With our coupons in tow, we go into the heart of the seminar, which is being held in the center of the hotel. It is a huge room full of mattresses and people. People everywhere! Not in their ordinary positions: standing, seated, or prone. Diagonal people! Upside down people! People on one leg! People kissing! People hugging! People fondling! A diagonal person lying on top of a horizontal one! It’s a maze of human limbs, and navigating them means saying “I’m sorry” every time I take a step. My hands are up by my chest in the international symbol for “Whoops! Did I just step on your face?” Finally, we sit down and look up at a stage full of people singing and dancing to a song whose only lyrics appear to be “Be happy if you want to” over and over. They bounce around, a vacant look in their eyes, and swish their perfectly toned bottoms around. Over the course of the weekend, we will see them give a presentation on the UFO embassy they are building for when our alien overlords return to Earth, lead meditations, talk about restoring clitorises of women who have been mutilated, and parade around topless (women and men) in honor of Go Topless Day. But none of that matters yet, because above all the action is the Raëlian symbol, and it stares down at us with unyielding defiance. It’s gold and glittery and printed on a thick sheet of card stock. It is a Star of David, and inside, a swastika.

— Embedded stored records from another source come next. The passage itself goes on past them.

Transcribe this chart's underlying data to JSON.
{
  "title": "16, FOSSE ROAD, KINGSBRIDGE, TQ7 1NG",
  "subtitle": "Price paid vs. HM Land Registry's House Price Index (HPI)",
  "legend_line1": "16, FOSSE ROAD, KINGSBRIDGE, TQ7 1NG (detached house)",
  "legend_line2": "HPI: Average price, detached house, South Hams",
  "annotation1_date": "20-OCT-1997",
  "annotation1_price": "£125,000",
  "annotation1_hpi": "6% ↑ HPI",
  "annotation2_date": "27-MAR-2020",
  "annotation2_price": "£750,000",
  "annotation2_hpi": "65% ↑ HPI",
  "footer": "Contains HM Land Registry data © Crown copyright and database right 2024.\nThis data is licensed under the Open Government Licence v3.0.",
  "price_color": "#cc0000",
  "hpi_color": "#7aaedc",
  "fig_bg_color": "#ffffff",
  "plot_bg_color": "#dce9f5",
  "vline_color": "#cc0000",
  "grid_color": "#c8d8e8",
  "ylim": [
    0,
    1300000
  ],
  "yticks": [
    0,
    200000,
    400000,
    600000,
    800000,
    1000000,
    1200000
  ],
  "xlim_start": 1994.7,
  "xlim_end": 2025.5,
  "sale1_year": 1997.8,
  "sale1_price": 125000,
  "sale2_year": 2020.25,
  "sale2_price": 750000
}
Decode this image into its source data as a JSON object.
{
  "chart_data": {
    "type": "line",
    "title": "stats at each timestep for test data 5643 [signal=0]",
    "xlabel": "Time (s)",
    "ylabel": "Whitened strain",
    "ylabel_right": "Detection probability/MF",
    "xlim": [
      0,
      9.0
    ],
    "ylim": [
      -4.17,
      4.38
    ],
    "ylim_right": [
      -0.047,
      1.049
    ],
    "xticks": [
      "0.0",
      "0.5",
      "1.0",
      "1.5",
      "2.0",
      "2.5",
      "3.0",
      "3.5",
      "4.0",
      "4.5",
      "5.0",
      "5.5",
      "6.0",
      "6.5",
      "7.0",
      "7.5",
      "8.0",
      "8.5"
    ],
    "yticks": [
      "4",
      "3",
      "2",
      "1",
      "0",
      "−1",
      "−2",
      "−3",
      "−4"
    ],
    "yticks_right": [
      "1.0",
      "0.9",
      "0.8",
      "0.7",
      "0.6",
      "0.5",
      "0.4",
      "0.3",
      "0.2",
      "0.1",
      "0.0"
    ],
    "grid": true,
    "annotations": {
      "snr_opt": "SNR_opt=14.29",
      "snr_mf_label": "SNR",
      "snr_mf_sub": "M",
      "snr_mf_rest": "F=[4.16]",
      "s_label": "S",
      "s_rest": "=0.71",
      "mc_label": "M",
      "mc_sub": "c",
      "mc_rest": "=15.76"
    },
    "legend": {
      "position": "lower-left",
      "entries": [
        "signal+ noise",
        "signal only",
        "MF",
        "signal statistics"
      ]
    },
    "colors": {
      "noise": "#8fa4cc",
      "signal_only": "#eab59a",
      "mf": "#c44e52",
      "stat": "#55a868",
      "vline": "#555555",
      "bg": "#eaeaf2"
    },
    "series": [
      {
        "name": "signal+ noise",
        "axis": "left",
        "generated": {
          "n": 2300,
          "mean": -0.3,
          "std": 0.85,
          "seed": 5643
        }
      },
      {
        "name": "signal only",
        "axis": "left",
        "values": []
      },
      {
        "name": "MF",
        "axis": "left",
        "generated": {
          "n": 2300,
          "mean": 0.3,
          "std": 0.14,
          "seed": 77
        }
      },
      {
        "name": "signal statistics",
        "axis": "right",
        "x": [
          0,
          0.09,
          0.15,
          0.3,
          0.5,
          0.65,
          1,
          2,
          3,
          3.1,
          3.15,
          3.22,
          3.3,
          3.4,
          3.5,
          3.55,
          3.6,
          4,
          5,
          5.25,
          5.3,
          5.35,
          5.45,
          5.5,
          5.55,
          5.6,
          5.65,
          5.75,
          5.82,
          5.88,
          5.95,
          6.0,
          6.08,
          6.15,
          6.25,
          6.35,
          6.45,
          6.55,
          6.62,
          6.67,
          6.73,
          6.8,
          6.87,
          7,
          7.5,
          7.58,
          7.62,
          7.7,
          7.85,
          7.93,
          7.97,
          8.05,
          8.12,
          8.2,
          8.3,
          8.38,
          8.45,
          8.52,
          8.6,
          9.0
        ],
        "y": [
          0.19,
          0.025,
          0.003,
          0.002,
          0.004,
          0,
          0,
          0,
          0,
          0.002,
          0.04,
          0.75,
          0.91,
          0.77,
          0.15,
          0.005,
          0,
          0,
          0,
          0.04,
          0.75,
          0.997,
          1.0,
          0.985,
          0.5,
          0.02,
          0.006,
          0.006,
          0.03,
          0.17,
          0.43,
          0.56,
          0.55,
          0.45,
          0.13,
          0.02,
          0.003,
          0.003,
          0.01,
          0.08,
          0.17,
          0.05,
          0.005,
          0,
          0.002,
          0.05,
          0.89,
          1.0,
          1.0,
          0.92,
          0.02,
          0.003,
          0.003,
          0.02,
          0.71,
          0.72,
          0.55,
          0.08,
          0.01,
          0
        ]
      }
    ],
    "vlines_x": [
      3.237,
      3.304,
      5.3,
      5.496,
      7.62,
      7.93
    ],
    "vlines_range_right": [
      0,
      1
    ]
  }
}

The swastika, you see, has been a symbol of peace and good luck around the world, until it was stolen by those darn Nazis, who turned it into something else altogether. And here it was again, meaning peace, harmony, and free love: all the things the aliens taught the Raëlians. And even though we’ve known that the swastika is their thing for quite some time, something brings the symbolism sharply into focus, when it’s there on the wall behind the religious leader still talking about clitoris rejuvenation.
“Reclaim the swastika,” says a brochure on the floor in front of me.
“You know,” I think, “sometimes it’s best to just let some things go.”